Today there are two key centres for print training: the Ultimo TAFE in Sydney, and Holmesglen Institute in Melbourne. While the Ultimo centre has largely managed to ride through the buffeting that apprenticeship education has taken, the situation in Victoria, Tasmania and latterly South Australia has been a rocky ride to say the least.
To understand quite why there was no offsite training in Victoria for a few years, why it is back at Holmesglen, and why the college now seems to be going forward, it is necessary to go back in time to the late 1990s when RMIT was forced to amalgamate with the Tech College and embrace competency based training (CBT). In 2010, after a decade of trying to get it right, RMIT decided to
pull out of providing print training, its three floors of equipment over two buildings deemed too expensive by the powers that be.
RMIT sold its IP to an external RTO (registered training organisation), CLB, which became Spectra. It took 70 per cent of the staff, and took on the training for all the Victorian apprentices, who numbered
52 Print21 NOVEMBER/DECEMBER 2018
several hundred, including those from
Visy. Paul Ross, who had been working at RMIT - and is the new programme manager at Holmesglen - took the job of business operations manager with Spectra.
Spectra at this point had to take the RMIT apprentices from Victoria, and some from Tasmania. In total it had 1300 young people on its books, although 850 of those were from Visy undertaking a national training programme.
It could not offer off-site training to any of its students.

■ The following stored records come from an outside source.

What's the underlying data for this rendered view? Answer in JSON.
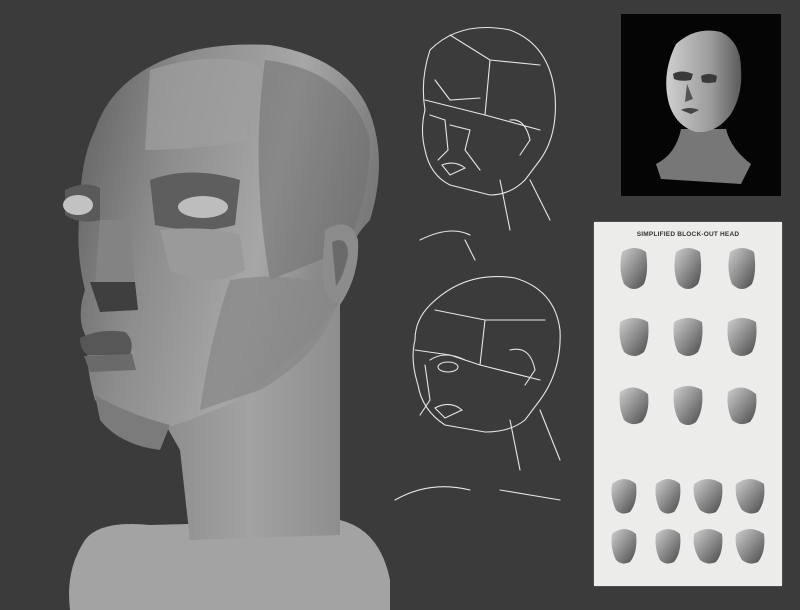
{
  "reference_sheet": {
    "title": "SIMPLIFIED BLOCK-OUT HEAD"
  },
  "colors": {
    "background": "#3b3b3b",
    "sketch_line": "#e6e6e6",
    "photo_background": "#050505",
    "sheet_background": "#ececeb"
  }
}
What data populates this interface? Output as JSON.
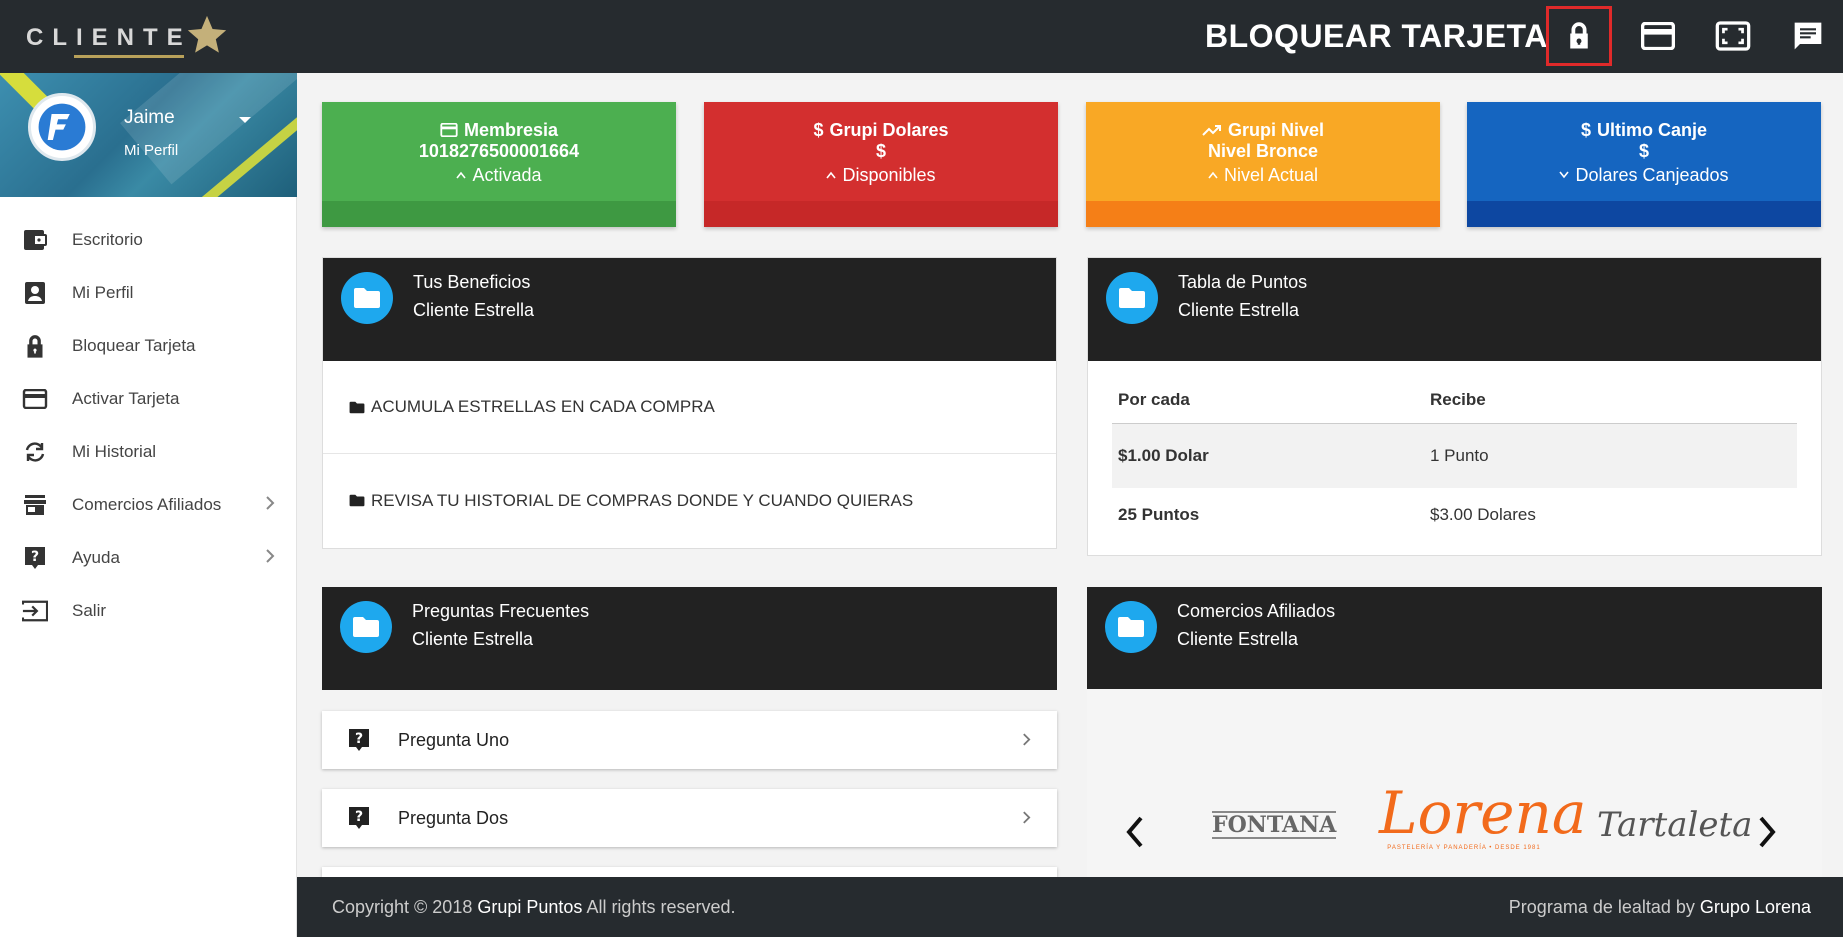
{
  "header": {
    "logo_text": "CLIENTE",
    "title": "BLOQUEAR TARJETA",
    "icons": [
      "lock-icon",
      "credit-card-icon",
      "fullscreen-icon",
      "chat-icon"
    ]
  },
  "sidebar": {
    "user_name": "Jaime",
    "user_sub": "Mi Perfil",
    "items": [
      {
        "label": "Escritorio",
        "icon": "wallet-icon"
      },
      {
        "label": "Mi Perfil",
        "icon": "user-card-icon"
      },
      {
        "label": "Bloquear Tarjeta",
        "icon": "lock-icon"
      },
      {
        "label": "Activar Tarjeta",
        "icon": "credit-card-icon"
      },
      {
        "label": "Mi Historial",
        "icon": "history-icon"
      },
      {
        "label": "Comercios Afiliados",
        "icon": "store-icon"
      },
      {
        "label": "Ayuda",
        "icon": "help-icon"
      },
      {
        "label": "Salir",
        "icon": "exit-icon"
      }
    ]
  },
  "cards": [
    {
      "title": "Membresia",
      "value": "1018276500001664",
      "status": "Activada",
      "color": "#4caf50",
      "foot": "#3e9942"
    },
    {
      "title": "Grupi Dolares",
      "value": "$",
      "status": "Disponibles",
      "color": "#d32f2f",
      "foot": "#c62828"
    },
    {
      "title": "Grupi Nivel",
      "value": "Nivel Bronce",
      "status": "Nivel Actual",
      "color": "#f9a825",
      "foot": "#f57f17"
    },
    {
      "title": "Ultimo Canje",
      "value": "$",
      "status": "Dolares Canjeados",
      "color": "#1565c0",
      "foot": "#0d47a1"
    }
  ],
  "benefits": {
    "title": "Tus Beneficios",
    "subtitle": "Cliente Estrella",
    "items": [
      "ACUMULA ESTRELLAS EN CADA COMPRA",
      "REVISA TU HISTORIAL DE COMPRAS DONDE Y CUANDO QUIERAS"
    ]
  },
  "points": {
    "title": "Tabla de Puntos",
    "subtitle": "Cliente Estrella",
    "col1": "Por cada",
    "col2": "Recibe",
    "rows": [
      {
        "a": "$1.00 Dolar",
        "b": "1 Punto"
      },
      {
        "a": "25 Puntos",
        "b": "$3.00 Dolares"
      }
    ]
  },
  "faq": {
    "title": "Preguntas Frecuentes",
    "subtitle": "Cliente Estrella",
    "items": [
      "Pregunta Uno",
      "Pregunta Dos"
    ]
  },
  "affiliates": {
    "title": "Comercios Afiliados",
    "subtitle": "Cliente Estrella",
    "brands": [
      "FONTANA",
      "Lorena",
      "PASTELERÍA Y PANADERÍA • DESDE 1981",
      "Tartaleta"
    ]
  },
  "footer": {
    "copyright_prefix": "Copyright © 2018",
    "brand": "Grupi Puntos",
    "rights": "All rights reserved.",
    "right_prefix": "Programa de lealtad by",
    "right_brand": "Grupo Lorena"
  }
}
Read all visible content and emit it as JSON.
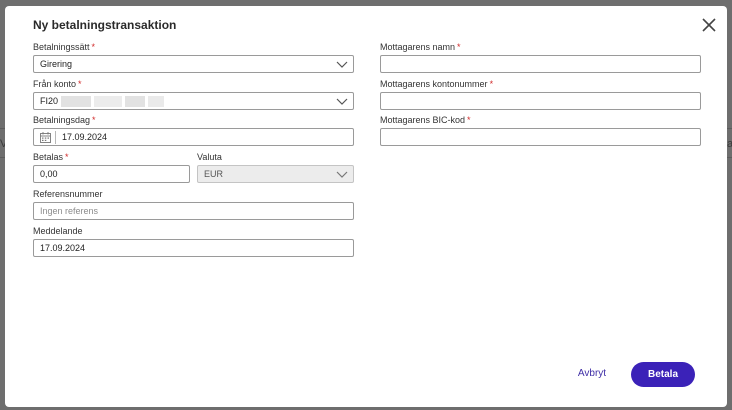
{
  "backdrop": {
    "left_edge_text": "V",
    "right_edge_text": "a"
  },
  "dialog": {
    "title": "Ny betalningstransaktion",
    "close_icon": "close-icon"
  },
  "form": {
    "payment_method": {
      "label": "Betalningssätt",
      "value": "Girering",
      "required": true
    },
    "from_account": {
      "label": "Från konto",
      "value": "FI20",
      "required": true,
      "value_masked": true
    },
    "payment_date": {
      "label": "Betalningsdag",
      "value": "17.09.2024",
      "required": true,
      "icon": "calendar-icon"
    },
    "amount": {
      "label": "Betalas",
      "value": "0,00",
      "required": true
    },
    "currency": {
      "label": "Valuta",
      "value": "EUR",
      "disabled": true
    },
    "reference": {
      "label": "Referensnummer",
      "value": "",
      "placeholder": "Ingen referens"
    },
    "message": {
      "label": "Meddelande",
      "value": "17.09.2024"
    },
    "recipient_name": {
      "label": "Mottagarens namn",
      "value": "",
      "required": true
    },
    "recipient_account": {
      "label": "Mottagarens kontonummer",
      "value": "",
      "required": true
    },
    "recipient_bic": {
      "label": "Mottagarens BIC-kod",
      "value": "",
      "required": true
    }
  },
  "actions": {
    "cancel_label": "Avbryt",
    "submit_label": "Betala"
  },
  "colors": {
    "accent": "#3b22b8",
    "required": "#d12a2a",
    "backdrop": "#6e6e6e"
  }
}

When the Visy contract finished, Spectra offloaded the majority of its staff.
Ross at this time was also one of 88 skills advisors employed by one of a number
of network providers to the Victorian government, to help administer the Industry Skills Fund.
At the same time behind the scenes, Robert Black, former head of RMIT and a long time colleague of Paul Ross, was working with the PIAA and the AMWU to persuade Holmesglen Institute – not a private organisation – to provide print certifications and off-site training.

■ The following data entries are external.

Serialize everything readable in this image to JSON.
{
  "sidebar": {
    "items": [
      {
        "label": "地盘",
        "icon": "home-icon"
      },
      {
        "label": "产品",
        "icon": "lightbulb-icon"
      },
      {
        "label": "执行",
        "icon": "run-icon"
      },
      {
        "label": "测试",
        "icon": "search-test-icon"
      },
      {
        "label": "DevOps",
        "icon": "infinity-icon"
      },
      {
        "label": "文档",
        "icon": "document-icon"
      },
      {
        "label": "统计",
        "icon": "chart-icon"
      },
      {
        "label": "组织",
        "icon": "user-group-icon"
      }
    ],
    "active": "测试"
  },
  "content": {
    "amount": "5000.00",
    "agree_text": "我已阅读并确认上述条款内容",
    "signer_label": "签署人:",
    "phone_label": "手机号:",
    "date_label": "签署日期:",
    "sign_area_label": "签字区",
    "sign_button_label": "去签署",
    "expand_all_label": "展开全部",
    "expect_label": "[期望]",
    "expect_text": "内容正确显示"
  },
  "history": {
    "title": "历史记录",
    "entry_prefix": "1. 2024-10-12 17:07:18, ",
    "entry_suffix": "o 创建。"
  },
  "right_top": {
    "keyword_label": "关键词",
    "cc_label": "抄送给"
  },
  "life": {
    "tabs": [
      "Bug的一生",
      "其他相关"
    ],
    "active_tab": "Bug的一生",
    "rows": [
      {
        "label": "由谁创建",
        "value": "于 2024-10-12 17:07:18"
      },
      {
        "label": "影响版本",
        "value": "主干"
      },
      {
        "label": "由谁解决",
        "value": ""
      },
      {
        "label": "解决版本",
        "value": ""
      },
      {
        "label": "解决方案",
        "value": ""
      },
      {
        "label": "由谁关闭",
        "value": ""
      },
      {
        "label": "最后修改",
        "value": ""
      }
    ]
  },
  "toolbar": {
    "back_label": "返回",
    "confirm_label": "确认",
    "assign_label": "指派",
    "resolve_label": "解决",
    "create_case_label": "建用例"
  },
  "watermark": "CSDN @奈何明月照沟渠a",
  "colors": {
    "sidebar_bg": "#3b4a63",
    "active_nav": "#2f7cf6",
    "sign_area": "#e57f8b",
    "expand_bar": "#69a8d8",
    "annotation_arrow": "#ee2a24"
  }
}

Ross says, “One day I got a call out of the blue from Robert, who wanted to know if
I would be interested in leading the print training at Holmesglen. I leapt at the opportunity. The PIAA had shown it was serious about training with Future Print, which had accessed significant funding from
the government for both apprentices and management training. Robert’s credentials in print training are unquestionable, but once he had got the Institute on board he was looking to retire, which is why he asked me to take over. I got the call in February, undertook some further training myself, and started in May.”

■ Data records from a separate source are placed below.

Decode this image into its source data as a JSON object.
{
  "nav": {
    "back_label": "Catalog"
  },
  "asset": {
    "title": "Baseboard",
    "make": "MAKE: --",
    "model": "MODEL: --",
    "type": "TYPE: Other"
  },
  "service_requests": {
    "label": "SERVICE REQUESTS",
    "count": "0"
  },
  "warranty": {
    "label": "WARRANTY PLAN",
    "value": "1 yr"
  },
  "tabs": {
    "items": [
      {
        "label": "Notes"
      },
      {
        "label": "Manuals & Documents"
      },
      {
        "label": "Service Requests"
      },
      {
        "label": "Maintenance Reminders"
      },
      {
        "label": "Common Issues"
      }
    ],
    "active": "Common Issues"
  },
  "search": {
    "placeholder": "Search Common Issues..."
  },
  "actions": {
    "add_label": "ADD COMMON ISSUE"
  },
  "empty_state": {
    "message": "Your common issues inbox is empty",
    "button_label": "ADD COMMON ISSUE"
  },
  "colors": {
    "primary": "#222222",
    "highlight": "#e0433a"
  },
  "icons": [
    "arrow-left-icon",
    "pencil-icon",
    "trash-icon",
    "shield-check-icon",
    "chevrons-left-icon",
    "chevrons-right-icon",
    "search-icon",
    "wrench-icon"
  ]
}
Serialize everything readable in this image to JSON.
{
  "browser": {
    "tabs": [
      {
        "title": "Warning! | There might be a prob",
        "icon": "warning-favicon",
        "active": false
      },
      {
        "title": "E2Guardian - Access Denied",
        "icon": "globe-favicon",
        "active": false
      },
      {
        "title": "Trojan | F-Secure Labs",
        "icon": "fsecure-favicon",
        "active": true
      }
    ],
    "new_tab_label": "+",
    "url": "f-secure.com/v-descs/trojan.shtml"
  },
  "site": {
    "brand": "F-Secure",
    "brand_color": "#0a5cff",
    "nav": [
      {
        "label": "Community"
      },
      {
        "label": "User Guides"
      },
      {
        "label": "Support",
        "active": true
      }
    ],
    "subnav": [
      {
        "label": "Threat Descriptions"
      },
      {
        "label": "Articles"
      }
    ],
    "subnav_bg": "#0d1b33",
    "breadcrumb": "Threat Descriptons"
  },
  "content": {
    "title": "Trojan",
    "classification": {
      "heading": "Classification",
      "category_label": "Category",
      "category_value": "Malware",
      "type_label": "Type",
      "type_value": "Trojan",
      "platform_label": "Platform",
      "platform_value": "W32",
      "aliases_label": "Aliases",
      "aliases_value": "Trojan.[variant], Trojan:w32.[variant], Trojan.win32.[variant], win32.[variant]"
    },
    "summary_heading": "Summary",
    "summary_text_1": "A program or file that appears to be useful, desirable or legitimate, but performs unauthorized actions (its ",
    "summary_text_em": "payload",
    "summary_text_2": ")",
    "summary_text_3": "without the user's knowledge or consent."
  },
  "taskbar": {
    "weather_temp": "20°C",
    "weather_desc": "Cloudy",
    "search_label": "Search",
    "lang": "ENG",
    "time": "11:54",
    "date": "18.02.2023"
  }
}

The print courses officially started on campus in January 2018 after machinery was installed and commissioned. On site there
are a trio of digital Konica Minolta printers,
a pair of HP roll-fed wide format printers, a Horizon guillotine, and a flexo plate mounter and proofer. Ball & Doggett is providing
the paper, while DIC is a major supplier of consumables. EFI provided Fiery rips for all the printers, and suppliers association Visual Connections has provided significant funding.
Providing technical training on offset, flexo or gravure presses is beyond the capability of the college: the sheer costs would be daunting, and in fact outside Germany and Japan there would be little heavy machinery now in colleges anywhere. However, Holmesglen has invested in the Sinapse simulator programs for sheetfed offset, heatset offset, gravure, flexo web, flexo corrugated and label presses.
Ross says, “These simulators are also essential for students who are not from these backgrounds. Part of the Cert III in Printing is to gain an understanding of the other print processes apart from the one that you are studying in particular. We do have physical versions of the different plate cylinders here for offset, gravure, and flexo.”
Holmesglen is also working with students on the latest equipment in Australia, such as the EFI Nozomi at Orora.
Spectra is still providing training to the print industry, particularly to companies with no affiliation to the PIAA, and it is all on-site training.
To grow Holmesglen, Ross and his team
are looking at offering different types of courses to the local market – for instance, short courses in print awareness to the local schools – and it is offering a Cert II in digital printing as a free course, backed by the Victorian government. Ross says, “We have to broaden our horizons and think outside the box. The Victorian government has identified 50 different qualifications, of which the Cert II digital printing is one, where it is prepared to fund the cost.” The students have to be qualified, which means an hour long interview with Ross, to make sure they are genuinely interested and suited to the course.